The link is important because the chemicals, in high enough levels, could affect the pregnancy and the health of the fetus, said one of the study’s authors, Jonathan Chevrier, a researcher in epidemiology and in environmental health sciences at UC Berkeley.


‘Normal maternal thyroid hormone levels are essential for normal fetal growth and brain development, so our findings could have significant public health implications,’ Chevrier said in a news release. ‘These results suggest that a closer examination between PBDEs and these outcomes is needed.”

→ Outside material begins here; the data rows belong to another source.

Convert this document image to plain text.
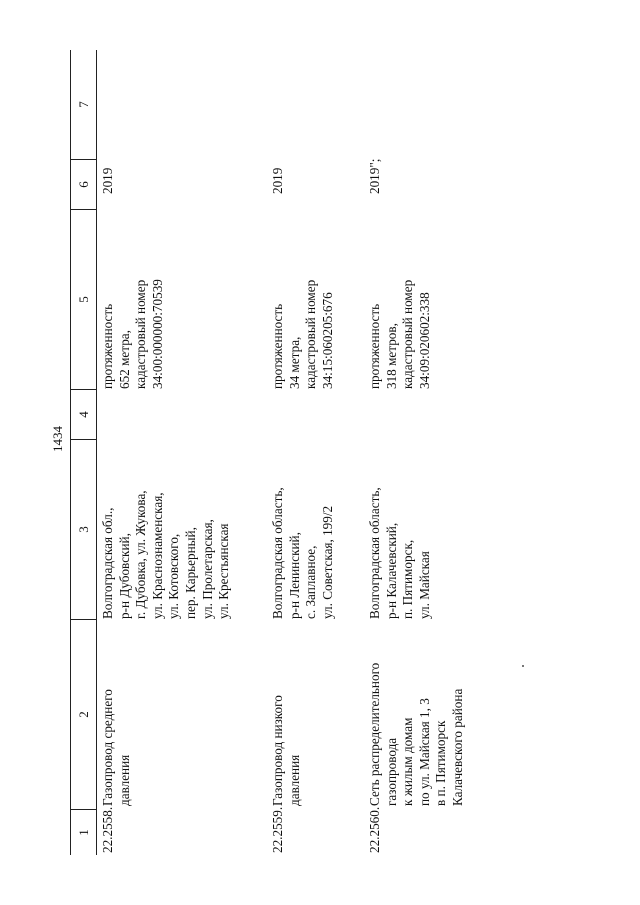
1434
1
2
3
4
5
6
7
22.2558.
Газопровод среднего
давления
Волгоградская обл.,
р-н Дубовский,
г. Дубовка, ул. Жукова,
ул. Краснознаменская,
ул. Котовского,
пер. Карьерный,
ул. Пролетарская,
ул. Крестьянская
протяженность
652 метра,
кадастровый номер
34:00:000000:70539
2019
22.2559.
Газопровод низкого
давления
Волгоградская область,
р-н Ленинский,
с. Заплавное,
ул. Советская, 199/2
протяженность
34 метра,
кадастровый номер
34:15:060205:676
2019
22.2560.
Сеть распределительного
газопровода
к жилым домам
по ул. Майская 1, 3
в п. Пятиморск
Калачевского района
Волгоградская область,
р-н Калачевский,
п. Пятиморск,
ул. Майская
протяженность
318 метров,
кадастровый номер
34:09:020602:338
2019";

The study was released Monday in the journal Environmental Health Perspectives.

PBDEs are found in carpets, textiles, foam furnishings, electronics and plastics. U.S. fire safety standards implemented in the 1970s led to increased use of PBDEs, which can leach out into the environment and accumulate in human fat cells. PBDEs can be found in the blood of most American residents, and levels are especially high among California residents because of the state’s rigorous flammability laws. Concentrations of the chemicals in blood and breast milk have increased dramatically in the last three decades.

The researchers analyzed blood samples from 270 women taken around the end of their second trimester of pregnancy. The researchers measured concentrations of 10 PBDE chemicals, two types of thyroxine (T4) and thyroid-stimulating hormone (TSH). TSH is a substance that drops when the thyroid gland is producing too much hormone. The study also controlled for such factors as maternal smoking, alcohol and drug use, and exposure to lead and pesticides.

The researchers found that a 10-fold increase in each of the PBDE chemicals was associated with decreases in TSH ranging from 10.9% to 18.7%. At these levels, the women met the definition of subclinical hyperthyroidism, which indicates an early stage of thyroid malfunction.

‘Low TSH and normal T4 levels are an indication of subclinical hyperthyroidism, which is often the first step leading toward clinical hyperthyroidism,’ Chevrier said. ‘Though the health effect of subclinical hyperthyroidism during pregnancy is not well understood, maternal clinical hyperthyroidism is linked to altered fetal neurodevelopment, increased risk of miscarriage, premature birth and intrauterine growth retardation.’

It’s not known just how the chemicals interfere with thyroid function. PBDEs could bind to thyroid receptors and alter how the hormone is released.

A study released earlier this year from the same research group found that women with higher exposures to flame retardants took longer to get pregnant.

‘Our results suggest that exposure to PBDE flame retardants may have unanticipated human health risks,’ said Brenda Eskenazi, a professor of epidemiology and of maternal and child health at UC Berkeley.